I wrote a program that simulates perfectly elastic collisions in 1D using an event-driven algorithm. The problem is something akin to Newton's cradle.
I was trying to fix something I perceive to be an issue, which is that when I give two spheres an equal initial velocity, the position and velocity arrays are updated twice due to simultaneous collisions (and thus I get a double output for the same instant).
To this effect, I created a variable that would check whether the next collision would happen within 0 seconds (i.e.: "now"). However, when I do that, the time until the collision changes completely for those simultaneous collisions.
There are 5 particles in total, and each one has a radius of 1, with a separation of 0.5 between them. Collisions are perfectly elastic, gravity is disregarded, and the algorithm stops when the final particle hits a wall placed arbitrarily in front of it.
Initial velocity for the first two particles is 1, so the first collision should occur after 0.5, and the second and third collisions should occur simultaneously after another 0.5.
Before adding the variable to check whether or not the time until collision is 0, the time until collision was outputted as 6.94906e-310 (this was verified by outputting the return value of the function that calculates the time until collision).
With the new variable that was going to be used to check if the previous value was zero, the time until collision during a simultaneous collision is now outputted as -1 in both the new variable and the return value of the aforementioned function.
I'm guessing this has something to do with the fact that it's an extremely small double value, but I don't quite understand the problem.

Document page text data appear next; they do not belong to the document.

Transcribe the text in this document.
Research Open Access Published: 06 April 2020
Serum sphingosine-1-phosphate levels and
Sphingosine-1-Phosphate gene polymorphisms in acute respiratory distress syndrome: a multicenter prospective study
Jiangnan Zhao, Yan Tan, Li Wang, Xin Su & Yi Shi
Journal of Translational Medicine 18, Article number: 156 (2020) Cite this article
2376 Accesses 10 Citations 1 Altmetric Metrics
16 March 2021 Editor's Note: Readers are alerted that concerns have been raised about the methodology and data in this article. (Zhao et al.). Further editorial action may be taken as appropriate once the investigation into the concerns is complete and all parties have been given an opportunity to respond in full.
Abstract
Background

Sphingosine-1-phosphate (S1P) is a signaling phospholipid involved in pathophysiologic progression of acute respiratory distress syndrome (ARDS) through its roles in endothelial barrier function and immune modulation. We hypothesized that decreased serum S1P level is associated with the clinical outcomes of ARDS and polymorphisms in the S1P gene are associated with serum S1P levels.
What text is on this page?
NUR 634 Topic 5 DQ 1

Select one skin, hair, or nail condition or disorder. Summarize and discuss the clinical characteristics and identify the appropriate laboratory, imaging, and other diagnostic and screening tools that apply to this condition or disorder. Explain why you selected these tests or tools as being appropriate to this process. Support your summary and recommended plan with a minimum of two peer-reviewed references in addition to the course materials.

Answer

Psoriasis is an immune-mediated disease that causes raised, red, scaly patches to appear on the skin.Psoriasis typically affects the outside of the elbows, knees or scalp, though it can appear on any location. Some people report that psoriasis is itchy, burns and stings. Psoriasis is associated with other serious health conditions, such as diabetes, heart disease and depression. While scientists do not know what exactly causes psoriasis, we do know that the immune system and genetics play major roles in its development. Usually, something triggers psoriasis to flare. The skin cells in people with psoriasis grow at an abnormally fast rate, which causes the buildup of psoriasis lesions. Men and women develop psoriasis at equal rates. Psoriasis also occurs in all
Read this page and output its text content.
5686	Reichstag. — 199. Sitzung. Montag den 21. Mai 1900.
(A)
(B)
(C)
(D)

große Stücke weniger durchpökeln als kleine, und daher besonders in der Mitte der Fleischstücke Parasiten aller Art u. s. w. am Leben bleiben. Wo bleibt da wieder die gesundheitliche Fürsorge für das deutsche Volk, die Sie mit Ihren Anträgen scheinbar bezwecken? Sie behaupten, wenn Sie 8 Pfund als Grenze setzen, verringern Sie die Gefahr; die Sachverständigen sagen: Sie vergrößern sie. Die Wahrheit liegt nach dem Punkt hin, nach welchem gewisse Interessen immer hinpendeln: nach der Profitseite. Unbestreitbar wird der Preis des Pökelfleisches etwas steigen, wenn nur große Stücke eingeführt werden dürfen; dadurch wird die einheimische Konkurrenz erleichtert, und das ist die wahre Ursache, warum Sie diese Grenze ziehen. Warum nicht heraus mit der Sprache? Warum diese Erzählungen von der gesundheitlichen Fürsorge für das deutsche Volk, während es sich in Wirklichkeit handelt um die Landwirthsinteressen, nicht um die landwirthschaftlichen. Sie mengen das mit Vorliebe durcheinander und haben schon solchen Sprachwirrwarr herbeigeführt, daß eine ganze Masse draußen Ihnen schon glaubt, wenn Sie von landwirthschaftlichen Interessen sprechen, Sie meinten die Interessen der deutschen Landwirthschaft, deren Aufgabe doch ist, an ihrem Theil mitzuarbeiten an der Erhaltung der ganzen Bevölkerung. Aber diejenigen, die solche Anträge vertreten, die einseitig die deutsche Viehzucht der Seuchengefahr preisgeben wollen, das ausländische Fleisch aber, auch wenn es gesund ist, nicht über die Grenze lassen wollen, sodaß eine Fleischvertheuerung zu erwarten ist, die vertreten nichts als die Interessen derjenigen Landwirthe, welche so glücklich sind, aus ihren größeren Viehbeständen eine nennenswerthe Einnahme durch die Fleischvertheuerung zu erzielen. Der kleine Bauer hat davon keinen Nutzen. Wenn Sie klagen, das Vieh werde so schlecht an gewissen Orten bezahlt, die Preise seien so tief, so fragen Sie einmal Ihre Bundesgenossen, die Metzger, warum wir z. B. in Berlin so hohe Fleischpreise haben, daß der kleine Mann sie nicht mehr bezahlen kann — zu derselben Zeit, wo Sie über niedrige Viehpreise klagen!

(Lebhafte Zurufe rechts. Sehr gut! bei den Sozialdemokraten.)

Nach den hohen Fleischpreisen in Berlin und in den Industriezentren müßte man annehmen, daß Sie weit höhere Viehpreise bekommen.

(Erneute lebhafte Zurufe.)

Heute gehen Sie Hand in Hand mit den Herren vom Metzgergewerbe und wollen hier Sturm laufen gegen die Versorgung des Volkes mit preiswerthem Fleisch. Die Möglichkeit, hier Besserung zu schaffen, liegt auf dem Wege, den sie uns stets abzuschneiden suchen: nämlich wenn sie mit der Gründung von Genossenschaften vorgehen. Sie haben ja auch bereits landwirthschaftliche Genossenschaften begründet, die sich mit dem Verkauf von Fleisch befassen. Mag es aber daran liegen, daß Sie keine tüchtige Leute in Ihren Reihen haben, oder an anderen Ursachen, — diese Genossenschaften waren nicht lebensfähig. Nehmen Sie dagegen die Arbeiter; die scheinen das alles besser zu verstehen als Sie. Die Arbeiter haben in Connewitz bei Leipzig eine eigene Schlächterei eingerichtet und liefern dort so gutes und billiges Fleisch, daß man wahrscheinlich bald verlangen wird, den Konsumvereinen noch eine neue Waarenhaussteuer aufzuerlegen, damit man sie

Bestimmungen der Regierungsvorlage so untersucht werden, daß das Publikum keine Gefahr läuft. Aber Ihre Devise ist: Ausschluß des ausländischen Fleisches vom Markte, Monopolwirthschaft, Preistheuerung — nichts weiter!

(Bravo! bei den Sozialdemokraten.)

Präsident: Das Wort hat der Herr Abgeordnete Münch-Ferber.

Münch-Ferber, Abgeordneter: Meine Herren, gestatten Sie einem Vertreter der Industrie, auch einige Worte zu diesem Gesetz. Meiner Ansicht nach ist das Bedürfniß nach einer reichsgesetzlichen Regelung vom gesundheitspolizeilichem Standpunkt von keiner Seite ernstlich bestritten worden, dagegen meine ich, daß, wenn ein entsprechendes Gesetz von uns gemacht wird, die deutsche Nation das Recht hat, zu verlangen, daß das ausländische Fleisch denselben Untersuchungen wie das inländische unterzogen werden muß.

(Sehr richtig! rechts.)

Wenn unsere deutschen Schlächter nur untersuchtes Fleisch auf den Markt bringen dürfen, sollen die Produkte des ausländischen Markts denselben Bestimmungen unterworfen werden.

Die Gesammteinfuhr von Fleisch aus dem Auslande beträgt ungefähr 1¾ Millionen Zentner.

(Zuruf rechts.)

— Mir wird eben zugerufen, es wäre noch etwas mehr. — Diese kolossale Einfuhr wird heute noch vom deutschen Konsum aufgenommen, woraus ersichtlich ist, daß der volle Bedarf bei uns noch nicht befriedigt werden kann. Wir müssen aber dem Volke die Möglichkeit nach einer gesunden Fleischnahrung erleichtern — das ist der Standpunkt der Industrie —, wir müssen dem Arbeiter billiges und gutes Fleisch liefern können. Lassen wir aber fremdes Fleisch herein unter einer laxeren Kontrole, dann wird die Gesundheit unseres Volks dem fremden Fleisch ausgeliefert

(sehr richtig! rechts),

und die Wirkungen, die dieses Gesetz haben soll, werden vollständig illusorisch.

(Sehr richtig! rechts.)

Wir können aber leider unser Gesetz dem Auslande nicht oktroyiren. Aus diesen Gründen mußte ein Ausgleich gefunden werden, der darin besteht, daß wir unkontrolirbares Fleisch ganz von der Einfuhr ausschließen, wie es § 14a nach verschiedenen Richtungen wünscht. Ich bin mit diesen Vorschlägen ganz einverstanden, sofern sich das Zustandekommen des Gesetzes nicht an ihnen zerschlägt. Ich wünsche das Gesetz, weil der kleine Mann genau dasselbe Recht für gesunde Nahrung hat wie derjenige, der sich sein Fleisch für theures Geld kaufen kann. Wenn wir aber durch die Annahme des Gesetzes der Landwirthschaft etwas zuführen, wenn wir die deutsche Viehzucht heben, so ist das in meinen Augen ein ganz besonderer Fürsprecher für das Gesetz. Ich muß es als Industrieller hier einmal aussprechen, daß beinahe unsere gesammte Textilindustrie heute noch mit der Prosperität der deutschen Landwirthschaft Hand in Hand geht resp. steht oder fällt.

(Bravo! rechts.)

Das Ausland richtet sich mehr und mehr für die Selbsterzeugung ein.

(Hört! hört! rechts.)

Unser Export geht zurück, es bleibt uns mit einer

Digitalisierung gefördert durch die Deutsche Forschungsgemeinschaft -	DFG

How could creating one variable affect the value of another (albeit somewhat related) variable to this extent?
The code below is just to help visualize the problem. It is not a MWE. I'd have to post almost my entire code here to produce a MWE. Because this is for a class, I could get plagiarized or be accused of plagiarism myself, so I don't feel comfortable posting it.
Again, not a MWE, just to better explain what I'm doing.
//x and v are arrays with the positions and
//velocities, respectively, of each particle
//hasReachedWall(x) checks if the last particle has hit the wall
while (!hasReachedWall(x)) {
//The return value of updatePos(x, v) is a double with the time until the next collision
//aux, is the cause of the problem. Its existence somehow changes
//the return value into -1 when it should be near-zero. Without this variable,
//the return value is as expected (near-zero)
double aux = updatePos(x, v);
cout << aux << endl;
//t is also a double
t += aux;
}
EDIT: I am aware of how doubles are stored internally and that operations performed on them have errors. My problem is that the mere creation of an intermediary variable completely changes the result of an operation.
I'm creating a double to store the return value of a function (another double - not long double, just double), and the return value of the function changes radically. I don't understand why.